Vietnam's official media reported last week that Hanoi is mulling plans for a domestic telecommunications satellite, but industry executives in Hanoi dismissed the reports as wishful thinking.

The English-language Vietnam News said Vietnam's telecommunications authorities had announced that a domestic satellite project would be set up in the near future.The report said the plan, which is expected to cost some $200 million, was aimed at meeting Vietnam's growing demand for telecommunications services.

But Western telecommunications executives in Hanoi were skeptical.

"I think it's not so much a case of satellite in the sky, as pie in the sky," said a company official who asked not to be identified.
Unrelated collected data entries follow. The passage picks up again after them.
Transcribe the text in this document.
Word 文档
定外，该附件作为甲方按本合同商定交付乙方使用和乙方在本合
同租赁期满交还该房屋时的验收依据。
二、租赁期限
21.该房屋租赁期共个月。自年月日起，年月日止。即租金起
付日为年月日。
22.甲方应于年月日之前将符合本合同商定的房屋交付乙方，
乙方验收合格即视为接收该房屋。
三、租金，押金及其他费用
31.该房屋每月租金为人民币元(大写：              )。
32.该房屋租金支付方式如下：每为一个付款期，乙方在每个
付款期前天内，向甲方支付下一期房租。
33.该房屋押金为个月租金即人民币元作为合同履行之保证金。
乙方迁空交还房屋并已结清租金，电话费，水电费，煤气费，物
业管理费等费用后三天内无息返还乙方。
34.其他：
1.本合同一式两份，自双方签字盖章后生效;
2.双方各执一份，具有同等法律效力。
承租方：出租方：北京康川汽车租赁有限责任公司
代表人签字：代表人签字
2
"Well we have talked to the Vietnamese about a satellite plan, but at this stage we don't even know what it is they want. And there are a whole load of questions which would need to be answered . . . For example where are they going to put it? It's pretty crowded up there," said a Western telecom executive.

Vietnam News reported that at least five international companies were in discussion with Hanoi over plans relating to the project, including Hughes Space, Matracom Space and Alcatel Space.
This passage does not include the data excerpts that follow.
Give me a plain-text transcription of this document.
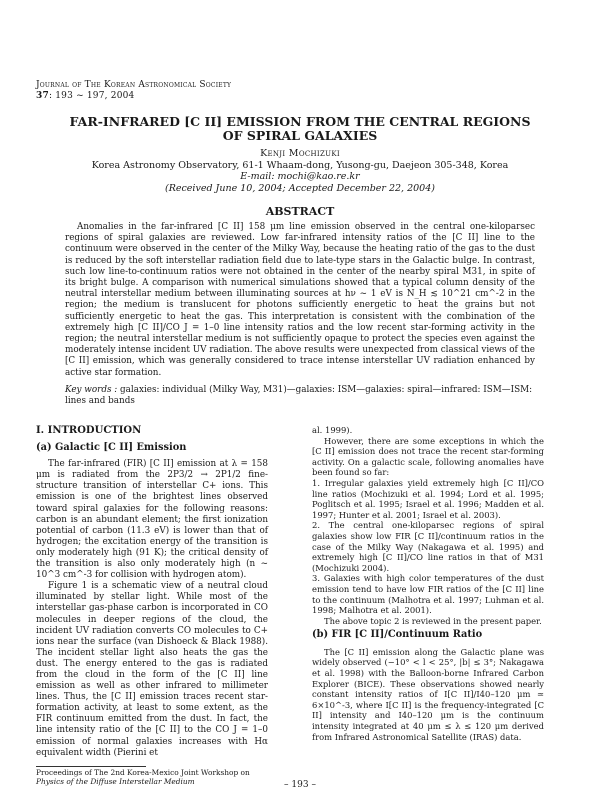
Journal of The Korean Astronomical Society
37: 193 ~ 197, 2004
FAR-INFRARED [C II] EMISSION FROM THE CENTRAL REGIONS OF SPIRAL GALAXIES
Kenji Mochizuki
Korea Astronomy Observatory, 61-1 Whaam-dong, Yusong-gu, Daejeon 305-348, Korea
E-mail: mochi@kao.re.kr
(Received June 10, 2004; Accepted December 22, 2004)
ABSTRACT
Anomalies in the far-infrared [C II] 158 μm line emission observed in the central one-kiloparsec regions of spiral galaxies are reviewed. Low far-infrared intensity ratios of the [C II] line to the continuum were observed in the center of the Milky Way, because the heating ratio of the gas to the dust is reduced by the soft interstellar radiation field due to late-type stars in the Galactic bulge. In contrast, such low line-to-continuum ratios were not obtained in the center of the nearby spiral M31, in spite of its bright bulge. A comparison with numerical simulations showed that a typical column density of the neutral interstellar medium between illuminating sources at hν ~ 1 eV is N_H ≲ 10^21 cm^-2 in the region; the medium is translucent for photons sufficiently energetic to heat the grains but not sufficiently energetic to heat the gas. This interpretation is consistent with the combination of the extremely high [C II]/CO J = 1–0 line intensity ratios and the low recent star-forming activity in the region; the neutral interstellar medium is not sufficiently opaque to protect the species even against the moderately intense incident UV radiation. The above results were unexpected from classical views of the [C II] emission, which was generally considered to trace intense interstellar UV radiation enhanced by active star formation.
I. INTRODUCTION
(a) Galactic [C II] Emission

The far-infrared (FIR) [C II] emission at λ = 158 μm is radiated from the 2P3/2 → 2P1/2 fine-structure transition of interstellar C+ ions. This emission is one of the brightest lines observed toward spiral galaxies for the following reasons: carbon is an abundant element; the first ionization potential of carbon (11.3 eV) is lower than that of hydrogen; the excitation energy of the transition is only moderately high (91 K); the critical density of the transition is also only moderately high (n ~ 10^3 cm^-3 for collision with hydrogen atom).

Figure 1 is a schematic view of a neutral cloud illuminated by stellar light. While most of the interstellar gas-phase carbon is incorporated in CO molecules in deeper regions of the cloud, the incident UV radiation converts CO molecules to C+ ions near the surface (van Dishoeck & Black 1988). The incident stellar light also heats the gas the dust. The energy entered to the gas is radiated from the cloud in the form of the [C II] line emission as well as other infrared to millimeter lines. Thus, the [C II] emission traces recent star-formation activity, at least to some extent, as the FIR continuum emitted from the dust. In fact, the line intensity ratio of the [C II] to the CO J = 1–0 emission of normal galaxies increases with Hα equivalent width (Pierini et

al. 1999).

However, there are some exceptions in which the [C II] emission does not trace the recent star-forming activity. On a galactic scale, following anomalies have been found so far:

1. Irregular galaxies yield extremely high [C II]/CO line ratios (Mochizuki et al. 1994; Lord et al. 1995; Poglitsch et al. 1995; Israel et al. 1996; Madden et al. 1997; Hunter et al. 2001; Israel et al. 2003).

2. The central one-kiloparsec regions of spiral galaxies show low FIR [C II]/continuum ratios in the case of the Milky Way (Nakagawa et al. 1995) and extremely high [C II]/CO line ratios in that of M31 (Mochizuki 2004).

3. Galaxies with high color temperatures of the dust emission tend to have low FIR ratios of the [C II] line to the continuum (Malhotra et al. 1997; Luhman et al. 1998; Malhotra et al. 2001).

The above topic 2 is reviewed in the present paper.

(b) FIR [C II]/Continuum Ratio

The [C II] emission along the Galactic plane was widely observed (−10° < l < 25°, |b| ≤ 3°; Nakagawa et al. 1998) with the Balloon-borne Infrared Carbon Explorer (BICE). These observations showed nearly constant intensity ratios of I[C II]/I40–120 μm ≃ 6×10^-3, where I[C II] is the frequency-integrated [C II] intensity and I40–120 μm is the continuum intensity integrated at 40 μm ≤ λ ≤ 120 μm derived from Infrared Astronomical Satellite (IRAS) data.

Key words : galaxies: individual (Milky Way, M31)—galaxies: ISM—galaxies: spiral—infrared: ISM—ISM: lines and bands
Proceedings of The 2nd Korea-Mexico Joint Workshop on
Physics of the Diffuse Interstellar Medium	– 193 –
The newspaper said launching a domestic satellite would be cheaper than leasing transponders on existing foreign satellites.

Vietnam currently uses transponders on satellites, which include Intelsat and Indonesia's Palapa satellite.

The report said Vietnam was hoping to get the project off the ground before the year 2000.

However, industry analysts told Reuters a number of questions would have to be resolved well before that date including the launch mode for the satellite, its geo-stationary position in an increasingly crowded sky, and how the project would be funded.

Vietnam, with a population of 72 million, had just 360,000 telephones in September last year. The media reports last Friday said that number had increased to 600,000 as of the end of July.

"The whole thing is still at a very nascent stage," the telecom executive said.